I’d like to discuss what effects such an alternate Earth would have had on the social,religious,scientific development of humans.
First of all, is it possible for a small, rocky planet like ours to have such a ring system in the first place? IANAAstronomer. Would there be any problems with the rocks and ice in orbit falling regularly into the atmosphere?
That being said, I think that it would change quite a lot in the history of the world. First off, it’s like having a giant compass in the sky, so exploration is going to be much easier, faster, and extensive. Secondly, I have to think that having bright rings constantly in the sky at night that we, as a species, would be much more active during the nighttime. Maybe we would be wired to take a couple short naps throughout the day.
Does it mean that with the shadows of the rings, some thin bands of Earth would be in darkness at some point during the day?

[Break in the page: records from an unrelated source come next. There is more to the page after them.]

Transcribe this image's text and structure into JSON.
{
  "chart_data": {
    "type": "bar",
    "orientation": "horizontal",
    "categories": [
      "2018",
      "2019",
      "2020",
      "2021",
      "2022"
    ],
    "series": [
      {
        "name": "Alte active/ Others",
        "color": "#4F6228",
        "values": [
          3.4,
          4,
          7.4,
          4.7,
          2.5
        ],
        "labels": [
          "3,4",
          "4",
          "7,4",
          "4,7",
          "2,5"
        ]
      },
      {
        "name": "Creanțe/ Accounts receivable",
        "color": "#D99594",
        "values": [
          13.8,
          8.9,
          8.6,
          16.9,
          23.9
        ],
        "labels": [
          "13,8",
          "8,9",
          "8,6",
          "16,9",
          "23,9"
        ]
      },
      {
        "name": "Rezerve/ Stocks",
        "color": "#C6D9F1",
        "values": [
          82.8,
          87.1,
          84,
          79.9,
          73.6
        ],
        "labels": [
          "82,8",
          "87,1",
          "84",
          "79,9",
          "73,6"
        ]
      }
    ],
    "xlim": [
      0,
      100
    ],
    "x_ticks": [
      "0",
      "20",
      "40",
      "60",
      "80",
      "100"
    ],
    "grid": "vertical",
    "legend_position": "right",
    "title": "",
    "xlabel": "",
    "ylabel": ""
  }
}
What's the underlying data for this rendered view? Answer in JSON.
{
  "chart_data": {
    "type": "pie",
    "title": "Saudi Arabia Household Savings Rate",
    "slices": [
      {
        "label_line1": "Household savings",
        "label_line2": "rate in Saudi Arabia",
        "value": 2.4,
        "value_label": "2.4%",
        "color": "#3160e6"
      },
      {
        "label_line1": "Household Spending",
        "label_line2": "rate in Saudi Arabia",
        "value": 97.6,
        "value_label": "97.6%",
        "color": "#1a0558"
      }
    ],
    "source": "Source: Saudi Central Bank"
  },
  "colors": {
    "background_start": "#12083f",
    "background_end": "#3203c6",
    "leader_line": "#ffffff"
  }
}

Maybe not at some point during the day, but for days at a time, given that the shadow of the rings would travel up and down the surface of the Earth in concert with its rotation around the Sun. Who knows what kind of ancient celebrations and festivals would have popped up to mark the shadow’s passing over a given latitude?
One possible error is with the night-time shots - the shadow of the Earth should be clearly visible on the rings as seen from the ground. It’s not there.
What effect would the rings’ shadows have on our climate? Could we create artificial rings to counteract global warming?
Nice video, and so many great responses already!
I would guess that we would have discovered much more about astronomy, a bit earlier.
That the Earth is round, gravity, etc. OTOH, it looks like it would obstruct the view of the stars.
[pouts] Now I wanna planetary ring system!
Of course that means that it’s time to…
Blow up the Moon!
If we blow up the moon to get a ring, would there be any changes to the tidal effects?
Beautiful video and a fascinating idea. Perhaps the complicated calculations required to work out when various parts of the world would be in the shadow of the ring would have made mathematics advance more quickly? As for using the ring for navigation, I can see how it makes the latitude problem trivially easy, but what about longitude?
You would able to determine midnight fairly exactly due to the shadow… A sighting gizmo that measures the angle of the shadow would determine when it was precisely midnight with a fair degree of accuracy, then figure out what star is above you right then, since it will be a different star depending on where you are and the date. With the gizmo, and a catalog of what stars will be directly overhead at midnight from any given longitude, and todays date, you would be able to determine the longitude roughly.
Once the Moon remnants are scattered evenly all around the Earth, then the Moon’s tidal effect will be negligible. In the East/West directions it’ll be everywhere, rather than concentrated in one spot. The ring will be in one plane, and inclined to the equator. So there will be some residual North /South effects, but pretty small.
IIRC, the tides today are ~75% Moon-caused and about 25% sun-caused. So for round numbers the tides after the Moon became a ring would be about 25% of what they are today.
I don’t think we’d be able to see many stars, though. Think about it: when you look in the general direction of a full moon, the only other objects in the sky you can see are planets and the brightest stars. This ring system would be a helluva lot brighter than the moon, and would light up the entire night sky pretty well, I think.
I wonder what effect they would have on space exploration. Would there be a ‘rocks-free’ zone in low Earth orbit? Or would the ISS be under constant risk that a few decaying pebbles could smash into it at 10,000 MPH relative?
If they really did exist they’d be emblazoned with “COKE,” the Nike swoosh, etc.
I’m making my way through Dana Sobel’s “Longitude” right now. Would the rings allow for a similar attempt to calculate longitude by the eclipsing of certain stars at certain times by the rings as by other celestial objects?
Also, such a planet was discussed on other forums when Star Trek IX came out. Would it be true that rocks would plummet fairly regularly from the rings onto the equator.
rocks at the level of ISS would have long since decayed due to the very trace amounts of atmosphere. LEO would be pretty much rock free.
Impossible. The ring isn’t solid, its zillions of pebbles, and each pebble has a different orbital speed based on its altitude. Any drawing or symbol on it would be grossly distorted even within a few hours, and unrecognizable shortly thereafter.
That video is awesomely cool.
I think he meant that ads would be projected onto the rings from Earth, somehow. At least, that’s how I took it.
Ah, then that would be possible in the shadow, but that would take a seriously bright laser to pull off… I doubt we could do that today.
After seeing the video, I am all in favor of this course of action.